To change to a different data set, see "Data Set Options". After making the appropriate selections, click the Refresh button to update the view.
Selecting Matches
To select or deselect all sequences below a taxon, click or
in front of that taxon. You can also select or deselect one sequence by checking or unchecking the checkbox before a sequence. This icon
indicates a subset of the sequences selected below a taxon. Click
once to select all sequences. As you browse, the total number of selections in all data sets is displayed at the top of the page. Click the "Save selection and return to summary" button to go back to summary page. The selections will also be saved in Sequence Cart. You can download the selections for local use.
Printer Friendly Results
From the summary page, click on "show printer friendly result" link next to the root taxon, all the match results under that root taxon will be displayed. The results for each query sequence are shown in hierarchical order.
Input Formats
Currently Fasta, GenBank and EMBL formats are allowed. Both uppercase and lowercase formatting is allowed. The number of query sequences is limited to 2000. If you need more than 2000 sequences classified, please contact rdpstaff@msu.edu.
Viewing Sequences
Individual sequences can be viewed by clicking on the RDP sequence identifier link (i.e., S000002414).
Starting a New Match
Clicking on new match link on the right top of each page will remove all the selections you made in the previous browsing experience and take you back to the start page.
Result Format
Each match result line contains six elements, from left to right:
- 1. A short ID used to uniquely identify the RDP sequence. A click will return the simple entry, including the sequence.
- 2 The orientation of the query sequence when the match is performed. "-" means the query sequence has been reverse-complemented. A top match hit with "-" orientation usually indicates the query sequence is a minus strand.
- 3. A similarity score. SeqMatch reports the percent sequence identity over all pairwise comparable positions when run with aligned myRDP sequences. (Comparable positions are aligned positions containing a base in both sequences). Note that the rank order may differ between S_ab and pairwise identity scores, but the top 20 S_ab scores will contain the closest sequence by pairwise identity about 95% of the time (Cole et al). If two sequences do not overlap, the similarity between these two sequences will be displayed as "?".
- 4. A seqmatch score (S_ab). These are the number of (unique) 7-base oligomers shared between your sequence and a given RDP sequence divided by the lowest number of unique oligos in either of the two sequences.
- 5. The number of uniquely occurring oligomers within a given sequence (Olis).
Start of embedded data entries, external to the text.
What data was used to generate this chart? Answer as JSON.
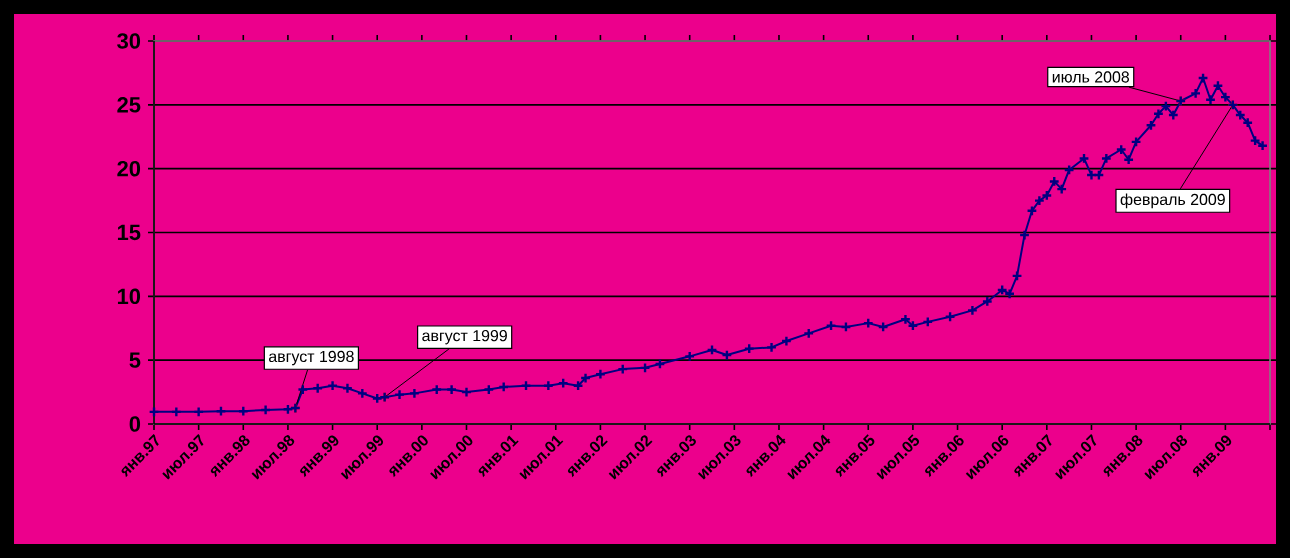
{
  "chart_data": {
    "type": "line",
    "x": [
      "1997-01",
      "1997-04",
      "1997-07",
      "1997-10",
      "1998-01",
      "1998-04",
      "1998-07",
      "1998-08",
      "1998-09",
      "1998-11",
      "1999-01",
      "1999-03",
      "1999-05",
      "1999-07",
      "1999-08",
      "1999-10",
      "1999-12",
      "2000-03",
      "2000-05",
      "2000-07",
      "2000-10",
      "2000-12",
      "2001-03",
      "2001-06",
      "2001-08",
      "2001-10",
      "2001-11",
      "2002-01",
      "2002-04",
      "2002-07",
      "2002-09",
      "2003-01",
      "2003-04",
      "2003-06",
      "2003-09",
      "2003-12",
      "2004-02",
      "2004-05",
      "2004-08",
      "2004-10",
      "2005-01",
      "2005-03",
      "2005-06",
      "2005-07",
      "2005-09",
      "2005-12",
      "2006-03",
      "2006-05",
      "2006-07",
      "2006-08",
      "2006-09",
      "2006-10",
      "2006-11",
      "2006-12",
      "2007-01",
      "2007-02",
      "2007-03",
      "2007-04",
      "2007-06",
      "2007-07",
      "2007-08",
      "2007-09",
      "2007-11",
      "2007-12",
      "2008-01",
      "2008-03",
      "2008-04",
      "2008-05",
      "2008-06",
      "2008-07",
      "2008-09",
      "2008-10",
      "2008-11",
      "2008-12",
      "2009-01",
      "2009-02",
      "2009-03",
      "2009-04",
      "2009-05",
      "2009-06"
    ],
    "series": [
      {
        "color": "#000080",
        "values": [
          0.95,
          0.95,
          0.95,
          1.0,
          1.0,
          1.1,
          1.15,
          1.25,
          2.7,
          2.8,
          3.0,
          2.8,
          2.4,
          2.0,
          2.1,
          2.3,
          2.4,
          2.7,
          2.7,
          2.5,
          2.7,
          2.9,
          3.0,
          3.0,
          3.2,
          3.0,
          3.6,
          3.9,
          4.3,
          4.4,
          4.7,
          5.3,
          5.8,
          5.4,
          5.9,
          6.0,
          6.5,
          7.1,
          7.7,
          7.6,
          7.9,
          7.6,
          8.2,
          7.7,
          8.0,
          8.4,
          8.9,
          9.6,
          10.5,
          10.2,
          11.6,
          14.8,
          16.7,
          17.5,
          17.9,
          19.0,
          18.4,
          19.9,
          20.8,
          19.5,
          19.5,
          20.8,
          21.5,
          20.7,
          22.1,
          23.4,
          24.3,
          24.9,
          24.2,
          25.3,
          25.9,
          27.1,
          25.4,
          26.5,
          25.6,
          25.0,
          24.2,
          23.6,
          22.2,
          21.8
        ]
      }
    ],
    "xlim": [
      "1997-01",
      "2009-07"
    ],
    "xticks": [
      {
        "value": "1997-01",
        "label": "янв.97"
      },
      {
        "value": "1997-07",
        "label": "июл.97"
      },
      {
        "value": "1998-01",
        "label": "янв.98"
      },
      {
        "value": "1998-07",
        "label": "июл.98"
      },
      {
        "value": "1999-01",
        "label": "янв.99"
      },
      {
        "value": "1999-07",
        "label": "июл.99"
      },
      {
        "value": "2000-01",
        "label": "янв.00"
      },
      {
        "value": "2000-07",
        "label": "июл.00"
      },
      {
        "value": "2001-01",
        "label": "янв.01"
      },
      {
        "value": "2001-07",
        "label": "июл.01"
      },
      {
        "value": "2002-01",
        "label": "янв.02"
      },
      {
        "value": "2002-07",
        "label": "июл.02"
      },
      {
        "value": "2003-01",
        "label": "янв.03"
      },
      {
        "value": "2003-07",
        "label": "июл.03"
      },
      {
        "value": "2004-01",
        "label": "янв.04"
      },
      {
        "value": "2004-07",
        "label": "июл.04"
      },
      {
        "value": "2005-01",
        "label": "янв.05"
      },
      {
        "value": "2005-07",
        "label": "июл.05"
      },
      {
        "value": "2006-01",
        "label": "янв.06"
      },
      {
        "value": "2006-07",
        "label": "июл.06"
      },
      {
        "value": "2007-01",
        "label": "янв.07"
      },
      {
        "value": "2007-07",
        "label": "июл.07"
      },
      {
        "value": "2008-01",
        "label": "янв.08"
      },
      {
        "value": "2008-07",
        "label": "июл.08"
      },
      {
        "value": "2009-01",
        "label": "янв.09"
      },
      {
        "value": "2009-07",
        "label": null
      }
    ],
    "ylim": [
      0,
      30
    ],
    "yticks": [
      0,
      5,
      10,
      15,
      20,
      25,
      30
    ],
    "grid": "y",
    "marker": "cross",
    "line_style": "solid",
    "annotations": [
      {
        "text": "август 1998",
        "x": "1998-08",
        "y": 1.25
      },
      {
        "text": "август 1999",
        "x": "1999-08",
        "y": 2.1
      },
      {
        "text": "июль 2008",
        "x": "2008-07",
        "y": 25.3
      },
      {
        "text": "февраль 2009",
        "x": "2009-02",
        "y": 25.0
      }
    ]
  }
}
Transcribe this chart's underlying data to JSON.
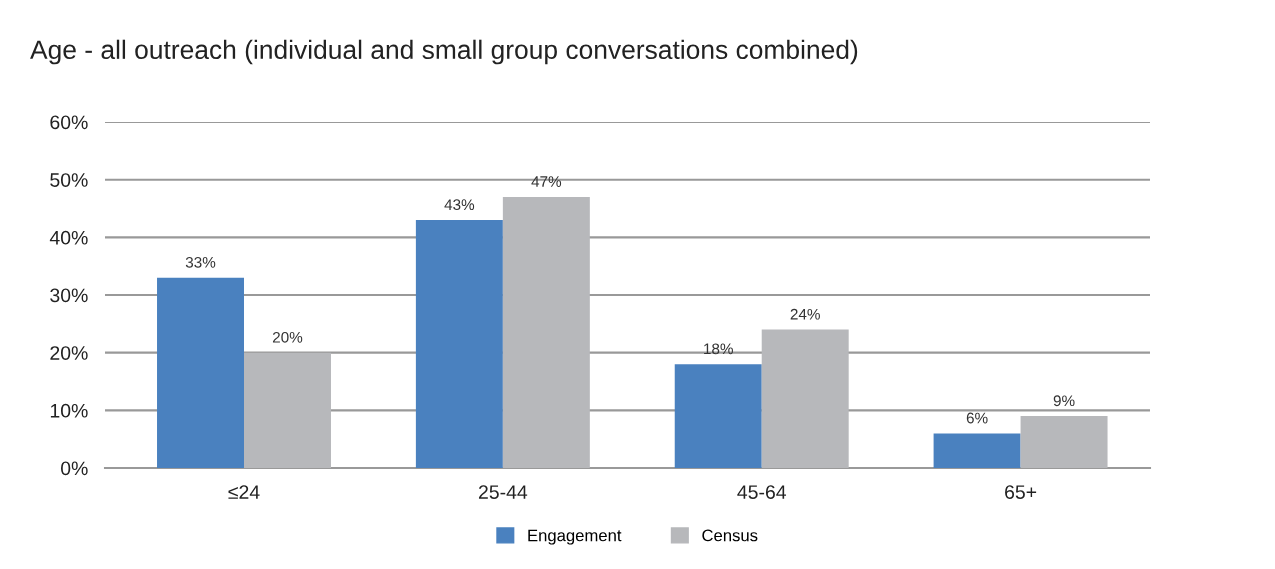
{
  "chart_data": {
    "type": "bar",
    "title": "Age - all outreach (individual and small group conversations combined)",
    "categories": [
      "≤24",
      "25-44",
      "45-64",
      "65+"
    ],
    "series": [
      {
        "name": "Engagement",
        "color": "#4a81bf",
        "values": [
          33,
          43,
          18,
          6
        ],
        "value_labels": [
          "33%",
          "43%",
          "18%",
          "6%"
        ]
      },
      {
        "name": "Census",
        "color": "#b7b8bb",
        "values": [
          20,
          47,
          24,
          9
        ],
        "value_labels": [
          "20%",
          "47%",
          "24%",
          "9%"
        ]
      }
    ],
    "ylim": [
      0,
      60
    ],
    "yticks": [
      {
        "value": 0,
        "label": "0%"
      },
      {
        "value": 10,
        "label": "10%"
      },
      {
        "value": 20,
        "label": "20%"
      },
      {
        "value": 30,
        "label": "30%"
      },
      {
        "value": 40,
        "label": "40%"
      },
      {
        "value": 50,
        "label": "50%"
      },
      {
        "value": 60,
        "label": "60%"
      }
    ],
    "grid": "y",
    "legend": "bottom"
  }
}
If the same oligomer occurs more than once then they are counted only once; thus this number only approximately reflects the sequence length. Counting only unique oligos compensates somewhat for composition bias (for example, inserts tend to be GC-rich and it becomes very likely that the same GC-rich oligos occur several times; by counting these only once, this artifact becomes less severe).
- 6. Full name. The definition line from the RDP distribution, often the same as Genus/species/string name and accno.
Downloading Selected Sequences
The selection can be downloaded from the seqCART on the main tool menu.
Display KNN Matches
Display KNN matches controls the number of matches displayed per sequence, also the number used to classify queries by unanimous vote. The maximum value for k is 20.